I spent six summers working as a lifeguard in high school and college, and my old training kicked in as I approached her. I spoke calmly and assured her she was going to be okay when I got close enough for her to hear me, then I made a shallow dive underwater, grabbed her by the thighs and turned her body so that I could put her in a cross-chest carry. One of the first things you learn in lifeguard training is never to approach a panicked swimmer directly because their instinct is to grab whoever’s closest around the neck, which is why there are so many double-drowning incidents.

Anyway, after I got her in a floating position on her back with my right arm over her chest, I began stroking with my left arm and scissor-kicking as hard as I could with both legs toward shore. But within a few moments alarm bells began going off in my head because instead of making any forward progress we were quickly getting pulled further and further out to sea.

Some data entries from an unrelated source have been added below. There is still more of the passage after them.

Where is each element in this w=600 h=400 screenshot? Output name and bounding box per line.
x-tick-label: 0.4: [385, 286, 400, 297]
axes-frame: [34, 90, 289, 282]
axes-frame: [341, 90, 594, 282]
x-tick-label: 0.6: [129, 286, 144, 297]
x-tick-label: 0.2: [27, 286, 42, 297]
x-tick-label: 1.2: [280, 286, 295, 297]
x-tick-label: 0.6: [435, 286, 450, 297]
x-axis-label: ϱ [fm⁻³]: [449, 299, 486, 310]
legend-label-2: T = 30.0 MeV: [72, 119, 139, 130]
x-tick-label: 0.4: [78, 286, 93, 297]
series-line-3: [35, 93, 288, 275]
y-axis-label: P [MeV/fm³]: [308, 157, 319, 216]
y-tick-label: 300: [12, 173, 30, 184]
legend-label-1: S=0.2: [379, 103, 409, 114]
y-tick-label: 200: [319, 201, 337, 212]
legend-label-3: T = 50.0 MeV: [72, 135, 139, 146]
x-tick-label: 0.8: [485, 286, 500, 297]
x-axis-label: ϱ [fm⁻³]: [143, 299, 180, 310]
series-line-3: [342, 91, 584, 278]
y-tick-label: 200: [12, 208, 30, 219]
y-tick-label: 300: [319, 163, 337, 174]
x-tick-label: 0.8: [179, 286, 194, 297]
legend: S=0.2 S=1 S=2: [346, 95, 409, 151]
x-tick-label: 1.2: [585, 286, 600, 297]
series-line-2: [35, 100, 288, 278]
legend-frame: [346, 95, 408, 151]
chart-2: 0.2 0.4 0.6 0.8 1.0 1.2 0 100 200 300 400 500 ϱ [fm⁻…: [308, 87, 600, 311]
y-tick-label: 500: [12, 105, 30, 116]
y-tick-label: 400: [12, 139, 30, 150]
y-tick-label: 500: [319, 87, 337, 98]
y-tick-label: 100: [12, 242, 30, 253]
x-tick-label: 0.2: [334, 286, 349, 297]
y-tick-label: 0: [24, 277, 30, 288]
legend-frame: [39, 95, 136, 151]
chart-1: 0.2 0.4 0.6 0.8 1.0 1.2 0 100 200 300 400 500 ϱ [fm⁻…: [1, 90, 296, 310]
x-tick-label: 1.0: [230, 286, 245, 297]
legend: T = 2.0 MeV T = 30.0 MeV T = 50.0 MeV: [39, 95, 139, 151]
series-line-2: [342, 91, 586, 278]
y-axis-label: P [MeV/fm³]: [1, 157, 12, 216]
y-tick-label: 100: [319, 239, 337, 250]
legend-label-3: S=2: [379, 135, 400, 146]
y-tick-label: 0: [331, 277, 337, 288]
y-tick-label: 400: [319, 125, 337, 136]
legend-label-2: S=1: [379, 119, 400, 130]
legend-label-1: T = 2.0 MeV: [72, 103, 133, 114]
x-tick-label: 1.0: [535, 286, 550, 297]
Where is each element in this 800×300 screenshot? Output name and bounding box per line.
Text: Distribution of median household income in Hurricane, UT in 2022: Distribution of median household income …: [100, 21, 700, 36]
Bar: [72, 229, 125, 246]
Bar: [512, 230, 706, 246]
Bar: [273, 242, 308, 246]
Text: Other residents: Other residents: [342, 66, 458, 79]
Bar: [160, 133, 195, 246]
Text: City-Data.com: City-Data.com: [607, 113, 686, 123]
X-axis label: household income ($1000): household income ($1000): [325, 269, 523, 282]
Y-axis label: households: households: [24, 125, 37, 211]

I asked her to help me kick so that we could make some headway but all she did was mumble incoherently, which is when I smelled the alcohol and realized she reeked of beer. I was probably in the water with that woman for another four or five minutes when it occurred to me that we might not make it. The surf was just so rough, she was such dead weight, and I’d inhaled so much seawater that I started seeing white stars—the way you do just before you faint. It’s the only time in my entire life that I was actually afraid I was going to drown.

I believe it was only the grace of God that gave me the strength to finally drag Ms. Bud Light to the shore where we both collapsed face down in the sand like Tom Hanks in Castaway. By then I was so beat, I decided to head back to the hotel as soon as I was able to hand her off to the party of drunks she’d wandered off from. When the manager saw me walking into the lobby, he asked why I was coming in earlier than usual. After I explained why I was so physically and mentally spent he exclaimed, “Oh Lisa, you’re lucky to be alive because the riptide was so strong today, the Weather Service warned people not to get in the water at all!” He went on to describe soberly how two tourists had already drowned that day only a mile or so up the coast from us. And that’s when I realized why it had been more difficult than usual to swim boozer-babe to safety. The whole time I was trying to move us toward the beach, there was a powerful current—lethally powerful—pulling us in the other direction.

Which is basically the same condition we find ourselves in as followers of Christ. Treading water spiritually is not a viable option. Because if we aren’t intentionally moving toward Jesus, there is a powerful riptide of an enemy actively working to pull us away from Him. There’s no such thing as neutral waters. “Don’t Drift” isn’t an innocuous biblical warning, it’s a flashing red light accompanied by a blaring siren!

  • What’s the one thing that most tempts you to drift in your pursuit of the Lord?
  • What are you intentionally doing to keep yourself moving toward Jesus instead of drifting away from Him?
  • If you are in a season of spiritual drift, who is a solid believer nearby that God may have placed in your life to help you paddle back to shore?